My Mikrotik is connected to another office using IPsec this connection is used so my users wold have access to this IP 172.20.XXX.10, if IPsec is dropped user can’t have access to 172.20.XXX.10 and the program that they work with is not operating. Now, other users from different companies connect with PPTP to my mikrotik so they would have access to 172.20.XXX.10. The problem is that users connected by PPTP use my internet traffic and that is NOT OK with me, so I just drop all packets with firewall and leave only access to 172.20.XXX.10 but this upset the users, because they can use the program but they don’t have internet because I’m blocking them, but they won’t to work with the program and having internet at the same time.
If users untick “Use default gateway on remote network” in PPTP properties then the program won’t work, because they don’t have access to 172.20.XXX.10 but they have internet (using their own gateway).
Now I want users that connect to my Mikrotik using PPTP to be able to have access 172.20.XXX.10 meaning that the program will work and at the same time use their own internet and not mine.

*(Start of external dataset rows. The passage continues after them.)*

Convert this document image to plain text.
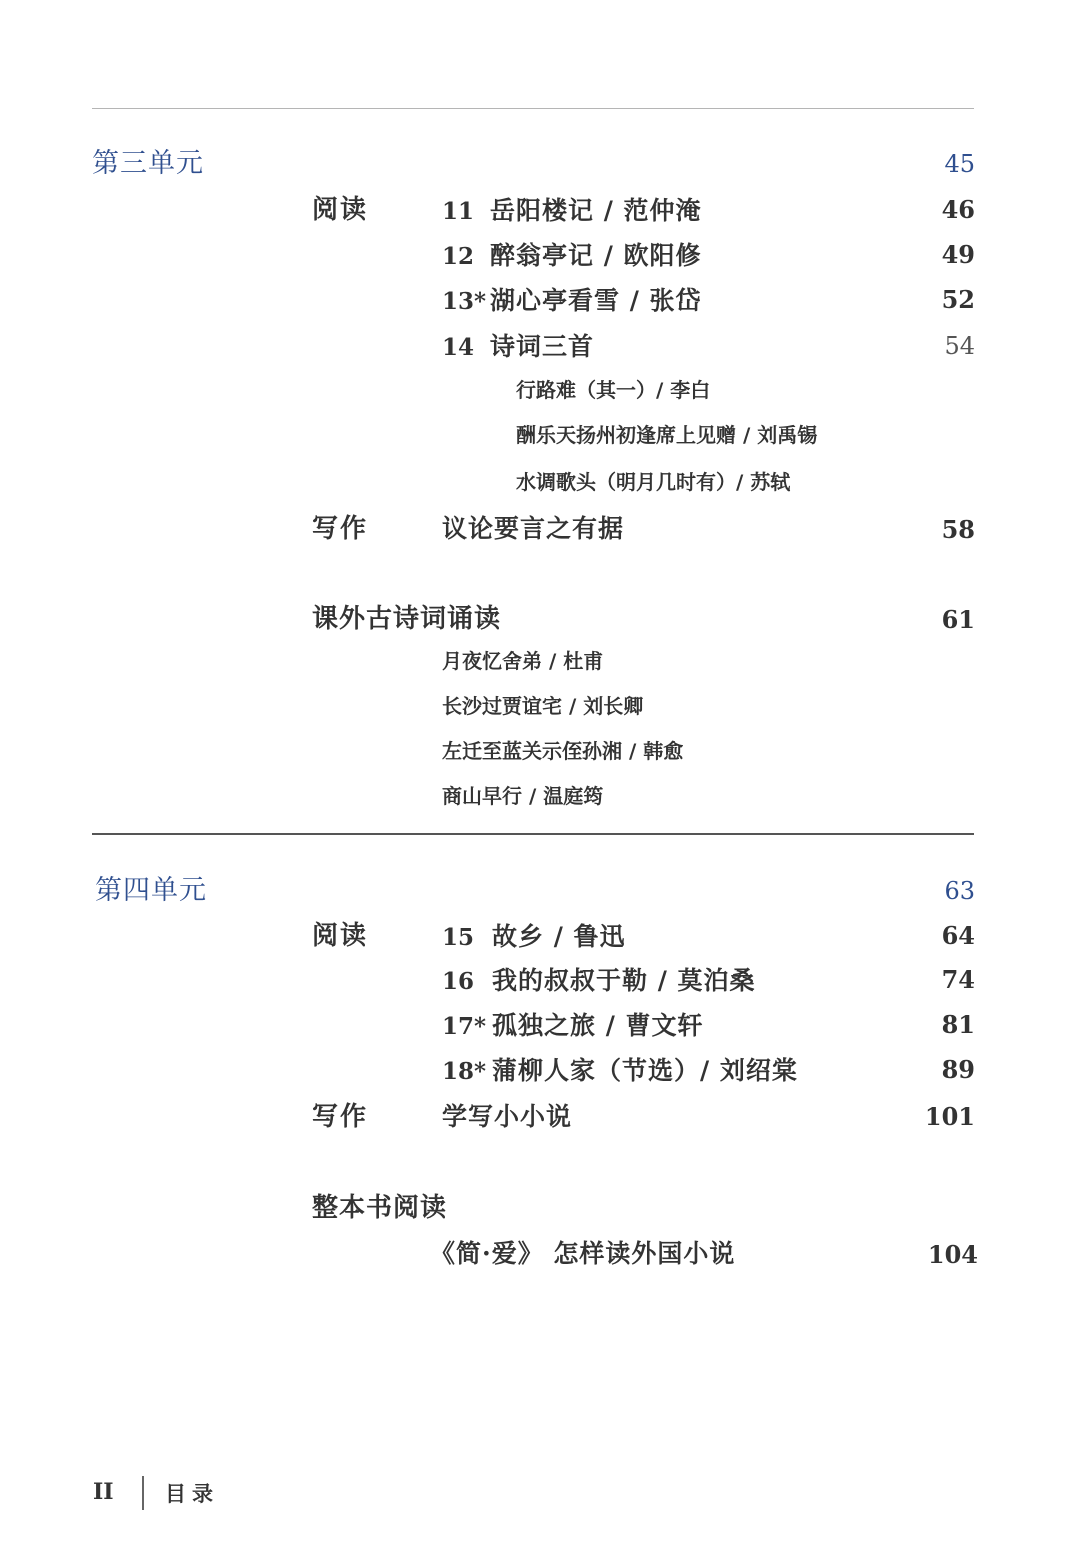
第三单元	45
阅读	11 岳阳楼记 / 范仲淹	46
12 醉翁亭记 / 欧阳修	49
13* 湖心亭看雪 / 张岱	52
14 诗词三首	54
行路难（其一）/ 李白
酬乐天扬州初逢席上见赠 / 刘禹锡
水调歌头（明月几时有）/ 苏轼
写作	议论要言之有据	58
课外古诗词诵读	61
月夜忆舍弟 / 杜甫
长沙过贾谊宅 / 刘长卿
左迁至蓝关示侄孙湘 / 韩愈
商山早行 / 温庭筠
第四单元	63
阅读	15 故乡 / 鲁迅	64
16 我的叔叔于勒 / 莫泊桑	74
17* 孤独之旅 / 曹文轩	81
18* 蒲柳人家（节选）/ 刘绍棠	89
写作	学写小小说	101
整本书阅读
《简·爱》 怎样读外国小说	104
II 目录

If someone could help me with this issue I would really appreciate.
You are right when you don’t tick the default gateway on the pptp client, so that they will keep the same gateway from their internet connection. The problem is that you are giving different network IP. The client has an ip 192.168.0.221 while the server has an ip 172.20.x.10. This means that when client sends a request it can not find it within its network so asks to the gateway, in return the gateway can not find so the connection fails.
To solve it, you either assign an IP from the same network, or you add manually a static route in windows. In order to add a static route you would need to add the gateway on the pptp client, but assign it a metric=2.
I can’t assign an IP from the same network as I don’t administer the other side of IPsec. And I cannot connect to every client to add a static route.
Isn’t there another workaround? Thank you.